*the ever-glorious now the ever-present now*

Jul 10, 2009 09:54

Mark Sandman, 1952-1999

I had meant to make note of it when it came around, but completely missed it. One week ago today marks the tenth anniversary of the death of Mark Sandman, frontman for Morphine. I remember exactly where I was when I heard, in my bedroom in an odd apartment in Ann Arbor, listening to WCBN. I cried a bit when I heard the news and of course, spent the evening listening to Morphine albums over and over.

It wasn't just the music- the music was amazing, that whole mixture of drums, sax (2 at once?!?) and that weird bass, with those lyrics- the beat poerty-esque riffs thrown in, amongst words that just put you in some dark bar at 3am or someone's apartment hanging out after that same bar had closed, with that weird light on the pavement outside after it's been raining since eight- that kind of thing. It was also that the band had sort of been the anchor of one of the best weekends of my life.

I wasn't- and still am not, to a certain extent- what you'd call a well-traveled person by the time I got to college. In 1996, I was working on a sitcom for a student tele-vision group at Michigan State. The group had a couple of shows nominated for awards at this national conference, in Providence, RI, so a bunch of us loaded up a couple of rented vans and headed out there. It was the first time I'd even been out of the tri-state area around Michigan, so definitely my first visit to the east coast. We hit Boston first and I loved it- actual urban denisty, buildings and parks that had been around for ages- an actual, honest-to-god city. My having to drive a van out of the city at rush hour didn't even dim my enthusiasm about it. We got to Providence late-ish and most of us were just going to just hang out in our rooms, watching tv or whatever, but Shaun McNally asked the front desk folks who was playing nearby. Turns out, there was this band called Morphine, playing at Lupo's Heartbreak Hotel (in a different location now), a club downtown. I was kind of not feeling like it, he insisted we all go and so we did.

We were a few blocks away- walking at night through Providence's downtown, I loved it- walking the streets of an old, dark city, going to some club- very hayseed-in-the-big (Providence?)-city, but hey, it was my first time. It's always exciting your first time.
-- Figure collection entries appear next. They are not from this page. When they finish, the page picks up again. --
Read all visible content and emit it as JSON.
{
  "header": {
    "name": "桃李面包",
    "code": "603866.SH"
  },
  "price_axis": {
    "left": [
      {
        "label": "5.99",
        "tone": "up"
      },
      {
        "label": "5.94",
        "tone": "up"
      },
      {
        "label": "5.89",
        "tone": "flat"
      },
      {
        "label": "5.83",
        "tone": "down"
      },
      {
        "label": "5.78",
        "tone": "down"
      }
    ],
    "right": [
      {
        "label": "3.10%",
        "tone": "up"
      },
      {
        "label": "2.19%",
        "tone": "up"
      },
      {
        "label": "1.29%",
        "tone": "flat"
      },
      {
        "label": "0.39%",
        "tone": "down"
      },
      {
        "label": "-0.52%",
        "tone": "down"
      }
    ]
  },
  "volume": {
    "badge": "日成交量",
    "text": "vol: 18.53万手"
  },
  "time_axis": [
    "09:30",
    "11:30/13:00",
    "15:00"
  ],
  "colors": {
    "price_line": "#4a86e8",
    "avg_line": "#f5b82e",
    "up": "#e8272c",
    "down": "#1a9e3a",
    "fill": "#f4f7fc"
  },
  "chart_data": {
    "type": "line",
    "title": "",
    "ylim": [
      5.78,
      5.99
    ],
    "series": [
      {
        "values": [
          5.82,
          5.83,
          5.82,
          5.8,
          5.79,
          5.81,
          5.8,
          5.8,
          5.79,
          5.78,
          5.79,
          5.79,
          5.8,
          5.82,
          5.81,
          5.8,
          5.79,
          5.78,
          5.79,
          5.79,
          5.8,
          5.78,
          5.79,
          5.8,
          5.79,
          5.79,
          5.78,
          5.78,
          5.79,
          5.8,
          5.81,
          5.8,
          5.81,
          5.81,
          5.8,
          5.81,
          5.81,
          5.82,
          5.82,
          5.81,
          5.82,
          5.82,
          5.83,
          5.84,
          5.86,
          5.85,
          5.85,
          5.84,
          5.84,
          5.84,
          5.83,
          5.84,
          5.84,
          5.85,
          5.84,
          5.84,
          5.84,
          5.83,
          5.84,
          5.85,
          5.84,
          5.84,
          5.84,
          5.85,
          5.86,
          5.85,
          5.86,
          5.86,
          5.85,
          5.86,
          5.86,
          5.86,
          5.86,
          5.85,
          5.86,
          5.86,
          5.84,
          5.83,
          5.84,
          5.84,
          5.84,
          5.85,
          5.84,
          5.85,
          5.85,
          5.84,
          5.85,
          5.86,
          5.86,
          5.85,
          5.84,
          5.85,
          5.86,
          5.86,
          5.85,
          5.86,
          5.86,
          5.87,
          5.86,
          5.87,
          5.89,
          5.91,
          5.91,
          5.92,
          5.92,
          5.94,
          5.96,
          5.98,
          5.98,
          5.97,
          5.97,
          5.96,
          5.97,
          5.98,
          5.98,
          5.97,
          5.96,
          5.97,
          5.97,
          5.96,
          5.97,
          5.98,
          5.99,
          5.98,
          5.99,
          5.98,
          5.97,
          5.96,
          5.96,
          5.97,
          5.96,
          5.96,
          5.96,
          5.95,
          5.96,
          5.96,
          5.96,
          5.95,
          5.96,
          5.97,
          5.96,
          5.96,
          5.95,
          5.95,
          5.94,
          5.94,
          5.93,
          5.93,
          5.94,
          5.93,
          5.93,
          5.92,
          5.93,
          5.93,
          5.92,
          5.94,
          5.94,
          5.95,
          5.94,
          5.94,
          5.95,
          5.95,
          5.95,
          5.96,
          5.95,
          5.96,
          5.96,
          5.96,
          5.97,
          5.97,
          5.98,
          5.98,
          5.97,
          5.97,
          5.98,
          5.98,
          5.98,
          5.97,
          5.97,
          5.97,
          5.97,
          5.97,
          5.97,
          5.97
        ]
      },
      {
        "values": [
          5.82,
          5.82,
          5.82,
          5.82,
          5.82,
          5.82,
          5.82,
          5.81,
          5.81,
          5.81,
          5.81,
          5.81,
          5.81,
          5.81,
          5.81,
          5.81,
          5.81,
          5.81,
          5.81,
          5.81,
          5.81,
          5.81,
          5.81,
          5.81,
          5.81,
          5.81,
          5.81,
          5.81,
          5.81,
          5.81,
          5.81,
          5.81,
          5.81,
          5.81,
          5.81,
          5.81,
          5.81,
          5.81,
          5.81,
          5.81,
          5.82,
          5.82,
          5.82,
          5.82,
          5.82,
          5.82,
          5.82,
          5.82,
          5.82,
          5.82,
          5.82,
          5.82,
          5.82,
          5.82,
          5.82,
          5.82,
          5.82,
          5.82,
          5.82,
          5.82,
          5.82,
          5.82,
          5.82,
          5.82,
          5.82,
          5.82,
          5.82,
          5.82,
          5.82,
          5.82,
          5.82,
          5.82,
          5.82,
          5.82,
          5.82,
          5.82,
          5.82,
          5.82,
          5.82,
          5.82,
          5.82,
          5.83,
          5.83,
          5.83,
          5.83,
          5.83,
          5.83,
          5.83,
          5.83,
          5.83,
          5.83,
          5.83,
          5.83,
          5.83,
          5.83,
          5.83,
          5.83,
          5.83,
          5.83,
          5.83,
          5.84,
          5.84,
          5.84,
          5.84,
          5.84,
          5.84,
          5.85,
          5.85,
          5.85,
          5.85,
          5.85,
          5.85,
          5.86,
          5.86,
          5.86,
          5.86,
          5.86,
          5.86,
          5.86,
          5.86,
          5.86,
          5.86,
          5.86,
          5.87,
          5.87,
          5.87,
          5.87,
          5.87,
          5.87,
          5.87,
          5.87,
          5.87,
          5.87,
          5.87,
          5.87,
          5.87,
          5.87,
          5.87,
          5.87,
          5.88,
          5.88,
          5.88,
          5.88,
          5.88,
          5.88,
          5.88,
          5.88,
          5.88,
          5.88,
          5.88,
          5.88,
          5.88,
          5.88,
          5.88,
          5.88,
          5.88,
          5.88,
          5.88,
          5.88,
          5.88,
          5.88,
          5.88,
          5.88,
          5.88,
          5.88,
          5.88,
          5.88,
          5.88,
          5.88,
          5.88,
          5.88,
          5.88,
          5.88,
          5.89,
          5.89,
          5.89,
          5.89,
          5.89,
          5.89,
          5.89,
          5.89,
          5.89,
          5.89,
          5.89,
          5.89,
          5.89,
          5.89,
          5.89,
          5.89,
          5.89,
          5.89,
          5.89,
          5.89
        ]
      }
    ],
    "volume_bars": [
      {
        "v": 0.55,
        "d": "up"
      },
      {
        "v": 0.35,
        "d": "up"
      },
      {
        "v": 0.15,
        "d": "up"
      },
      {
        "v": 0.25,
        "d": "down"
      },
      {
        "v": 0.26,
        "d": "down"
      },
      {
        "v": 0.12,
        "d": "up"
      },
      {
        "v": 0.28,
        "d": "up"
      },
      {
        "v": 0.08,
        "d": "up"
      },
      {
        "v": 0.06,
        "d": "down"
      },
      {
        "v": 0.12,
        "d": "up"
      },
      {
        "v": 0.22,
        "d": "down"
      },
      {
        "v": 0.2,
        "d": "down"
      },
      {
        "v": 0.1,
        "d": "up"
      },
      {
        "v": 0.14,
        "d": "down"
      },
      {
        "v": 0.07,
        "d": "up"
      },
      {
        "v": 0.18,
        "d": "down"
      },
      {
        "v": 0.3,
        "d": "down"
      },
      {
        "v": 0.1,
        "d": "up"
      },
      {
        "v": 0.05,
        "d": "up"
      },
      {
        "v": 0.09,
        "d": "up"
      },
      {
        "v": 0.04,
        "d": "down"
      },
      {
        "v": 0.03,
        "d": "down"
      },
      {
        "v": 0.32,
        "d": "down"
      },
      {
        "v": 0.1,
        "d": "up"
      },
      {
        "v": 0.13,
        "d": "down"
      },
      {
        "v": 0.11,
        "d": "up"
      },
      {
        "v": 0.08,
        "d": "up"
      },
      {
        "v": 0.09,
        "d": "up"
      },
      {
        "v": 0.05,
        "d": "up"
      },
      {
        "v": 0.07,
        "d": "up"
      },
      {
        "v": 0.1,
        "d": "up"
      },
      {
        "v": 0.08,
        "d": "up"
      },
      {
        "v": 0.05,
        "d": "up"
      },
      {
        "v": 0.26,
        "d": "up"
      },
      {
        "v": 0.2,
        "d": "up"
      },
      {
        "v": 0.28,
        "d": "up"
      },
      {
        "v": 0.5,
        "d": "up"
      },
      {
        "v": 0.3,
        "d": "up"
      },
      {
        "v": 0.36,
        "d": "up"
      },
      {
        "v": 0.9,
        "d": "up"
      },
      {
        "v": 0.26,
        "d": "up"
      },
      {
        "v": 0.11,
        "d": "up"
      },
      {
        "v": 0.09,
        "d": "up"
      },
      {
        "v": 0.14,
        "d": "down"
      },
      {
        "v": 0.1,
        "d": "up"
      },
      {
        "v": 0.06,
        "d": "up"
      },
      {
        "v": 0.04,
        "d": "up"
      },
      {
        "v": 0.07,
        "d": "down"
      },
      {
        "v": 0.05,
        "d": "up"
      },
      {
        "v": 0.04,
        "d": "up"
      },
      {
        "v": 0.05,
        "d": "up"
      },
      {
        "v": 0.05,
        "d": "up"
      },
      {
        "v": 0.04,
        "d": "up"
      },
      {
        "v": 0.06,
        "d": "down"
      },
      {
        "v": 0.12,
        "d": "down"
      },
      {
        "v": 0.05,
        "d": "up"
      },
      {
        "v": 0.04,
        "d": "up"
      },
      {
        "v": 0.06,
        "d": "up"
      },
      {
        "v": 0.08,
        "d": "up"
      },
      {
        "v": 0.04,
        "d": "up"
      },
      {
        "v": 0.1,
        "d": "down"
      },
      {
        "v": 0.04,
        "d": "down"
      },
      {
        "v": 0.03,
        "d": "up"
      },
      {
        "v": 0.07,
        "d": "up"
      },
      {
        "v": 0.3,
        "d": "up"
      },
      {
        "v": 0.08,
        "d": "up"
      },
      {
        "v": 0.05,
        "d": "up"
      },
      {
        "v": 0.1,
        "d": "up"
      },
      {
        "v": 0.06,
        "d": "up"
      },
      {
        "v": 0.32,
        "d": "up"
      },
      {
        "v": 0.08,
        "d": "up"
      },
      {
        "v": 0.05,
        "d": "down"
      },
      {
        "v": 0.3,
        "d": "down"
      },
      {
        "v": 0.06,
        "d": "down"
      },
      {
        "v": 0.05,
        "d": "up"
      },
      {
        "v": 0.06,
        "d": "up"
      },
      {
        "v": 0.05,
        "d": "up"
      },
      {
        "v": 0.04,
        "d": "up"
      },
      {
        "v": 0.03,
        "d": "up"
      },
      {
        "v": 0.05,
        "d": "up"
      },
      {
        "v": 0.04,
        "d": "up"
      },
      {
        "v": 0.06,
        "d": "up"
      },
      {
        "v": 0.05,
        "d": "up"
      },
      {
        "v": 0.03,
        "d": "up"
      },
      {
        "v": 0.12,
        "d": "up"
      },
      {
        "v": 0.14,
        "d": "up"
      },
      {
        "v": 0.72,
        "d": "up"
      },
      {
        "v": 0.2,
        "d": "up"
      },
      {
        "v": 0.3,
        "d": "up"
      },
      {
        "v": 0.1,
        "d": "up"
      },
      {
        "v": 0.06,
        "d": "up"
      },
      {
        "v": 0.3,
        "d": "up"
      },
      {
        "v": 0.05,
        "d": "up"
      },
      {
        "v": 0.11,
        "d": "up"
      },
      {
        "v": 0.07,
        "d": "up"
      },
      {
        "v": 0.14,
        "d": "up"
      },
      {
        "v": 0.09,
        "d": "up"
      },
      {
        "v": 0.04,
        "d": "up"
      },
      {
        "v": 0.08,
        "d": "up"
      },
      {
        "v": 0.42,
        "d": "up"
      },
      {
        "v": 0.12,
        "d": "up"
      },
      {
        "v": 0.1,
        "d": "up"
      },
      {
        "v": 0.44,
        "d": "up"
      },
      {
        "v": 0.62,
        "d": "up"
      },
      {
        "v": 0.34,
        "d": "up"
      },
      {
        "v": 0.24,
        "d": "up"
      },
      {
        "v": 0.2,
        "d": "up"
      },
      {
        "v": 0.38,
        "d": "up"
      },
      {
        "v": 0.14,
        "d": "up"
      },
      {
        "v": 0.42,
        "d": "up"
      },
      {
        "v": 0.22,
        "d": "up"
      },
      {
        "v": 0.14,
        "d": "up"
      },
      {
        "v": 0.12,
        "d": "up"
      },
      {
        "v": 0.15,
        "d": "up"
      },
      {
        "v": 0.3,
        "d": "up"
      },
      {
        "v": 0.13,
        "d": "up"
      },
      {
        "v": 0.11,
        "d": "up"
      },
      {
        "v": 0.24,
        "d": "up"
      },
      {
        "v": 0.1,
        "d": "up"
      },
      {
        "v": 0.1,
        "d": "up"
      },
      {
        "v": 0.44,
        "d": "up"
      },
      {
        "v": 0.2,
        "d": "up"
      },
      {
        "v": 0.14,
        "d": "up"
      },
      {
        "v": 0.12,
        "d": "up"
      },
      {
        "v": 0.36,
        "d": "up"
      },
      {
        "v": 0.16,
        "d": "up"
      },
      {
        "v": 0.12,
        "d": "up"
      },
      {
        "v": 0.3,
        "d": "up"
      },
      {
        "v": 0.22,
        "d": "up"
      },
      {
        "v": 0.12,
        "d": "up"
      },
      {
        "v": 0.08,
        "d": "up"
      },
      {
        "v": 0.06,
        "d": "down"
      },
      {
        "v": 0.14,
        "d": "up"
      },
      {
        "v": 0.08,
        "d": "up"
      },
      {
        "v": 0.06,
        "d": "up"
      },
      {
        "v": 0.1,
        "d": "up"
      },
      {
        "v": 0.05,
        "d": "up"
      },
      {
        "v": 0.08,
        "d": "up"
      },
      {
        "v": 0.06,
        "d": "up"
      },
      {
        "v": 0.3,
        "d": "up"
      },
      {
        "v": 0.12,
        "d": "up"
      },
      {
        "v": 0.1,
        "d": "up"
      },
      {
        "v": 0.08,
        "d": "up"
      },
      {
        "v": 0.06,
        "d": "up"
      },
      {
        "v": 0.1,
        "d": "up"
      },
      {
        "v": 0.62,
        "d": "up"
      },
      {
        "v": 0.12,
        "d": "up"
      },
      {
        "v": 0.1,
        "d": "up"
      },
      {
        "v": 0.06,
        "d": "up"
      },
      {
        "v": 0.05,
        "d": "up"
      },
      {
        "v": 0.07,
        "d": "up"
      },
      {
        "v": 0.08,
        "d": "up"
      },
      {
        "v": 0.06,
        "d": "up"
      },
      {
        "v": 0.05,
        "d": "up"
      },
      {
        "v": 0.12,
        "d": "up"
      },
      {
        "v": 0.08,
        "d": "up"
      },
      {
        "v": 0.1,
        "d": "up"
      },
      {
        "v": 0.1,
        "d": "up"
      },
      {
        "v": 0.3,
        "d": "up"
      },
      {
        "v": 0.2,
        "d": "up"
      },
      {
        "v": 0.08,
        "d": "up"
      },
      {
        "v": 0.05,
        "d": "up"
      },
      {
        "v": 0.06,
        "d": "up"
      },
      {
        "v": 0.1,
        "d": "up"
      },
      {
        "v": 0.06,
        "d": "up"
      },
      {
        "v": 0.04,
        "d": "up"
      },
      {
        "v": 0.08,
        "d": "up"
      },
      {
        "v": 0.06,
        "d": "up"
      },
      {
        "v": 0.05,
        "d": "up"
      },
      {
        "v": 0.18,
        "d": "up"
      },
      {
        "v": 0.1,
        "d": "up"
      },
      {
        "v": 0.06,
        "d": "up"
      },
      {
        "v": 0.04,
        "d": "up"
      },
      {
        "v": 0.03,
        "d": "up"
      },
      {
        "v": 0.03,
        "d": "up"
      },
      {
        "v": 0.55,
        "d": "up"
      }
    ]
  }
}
Then, once we got there, I one of the best live shows I've ever seen, largely because I'd never heard of these guys before and was completely blown away by them. Every song, every note, just amazing. We walked around some more afterward, hit a bar, then back to the hotel. The following night, after the banquet and award show (hosted by Jeffrey Ross, oddly enough), everyone was hanging out in one of our hotel rooms and I just decided to head out for a walk on my own. It was about ten or eleven and I kind of had no idea where I was going, exactly, just wandering over near where we'd been the night before, a few areas I'd seen during the day with bars and junk, just loving it- loving walking around this old city. There was a line at this pizza place, I grabbed a slice and that's kind of when I decided that I really, really loved this- a city. An old, east coast, dense city, with the buildings and alleys and litter and the river and the crime and the mob and everything else.

That's what kind of led to today, to a certain extent- to starting The City Desk, to falling in love with someone who wanted to live in the same type of place, to living in Philadelphia... it was a pretty damn important weekend (ended by cutting my wrist badly on a big rock overlooking the Atlantic Ocean near Newport), thirteen years ago and Morphine looms large in the middle of it all. Oddly enough, though, I haven't been back up to Providence since going there again in 1997.

Back in 2000, they released Bootleg Detroit, from a stop on the tour for the same album. I should check to see if the exact November 8, 1996 show is on any of the torrent sites.

I saw them one more time- 1998, at a Horde Festival stop in some Pine-Knob-type place in Northern Indiana.

On July 3, 1999, he died onstage while playing- a heart attack at age 46. It's a horrible, horrible shame that we'll never get to hear more of his amazing music, but he leaves a nice legacy- a music education fund continues in honor of him and an intersection in Cambridge, MA was named after him. If you have some of their stuff- give a listen today. If not, here's a video of a great live version of "Cure for Pain."

So, thank you, Mark Sandman, for having existed.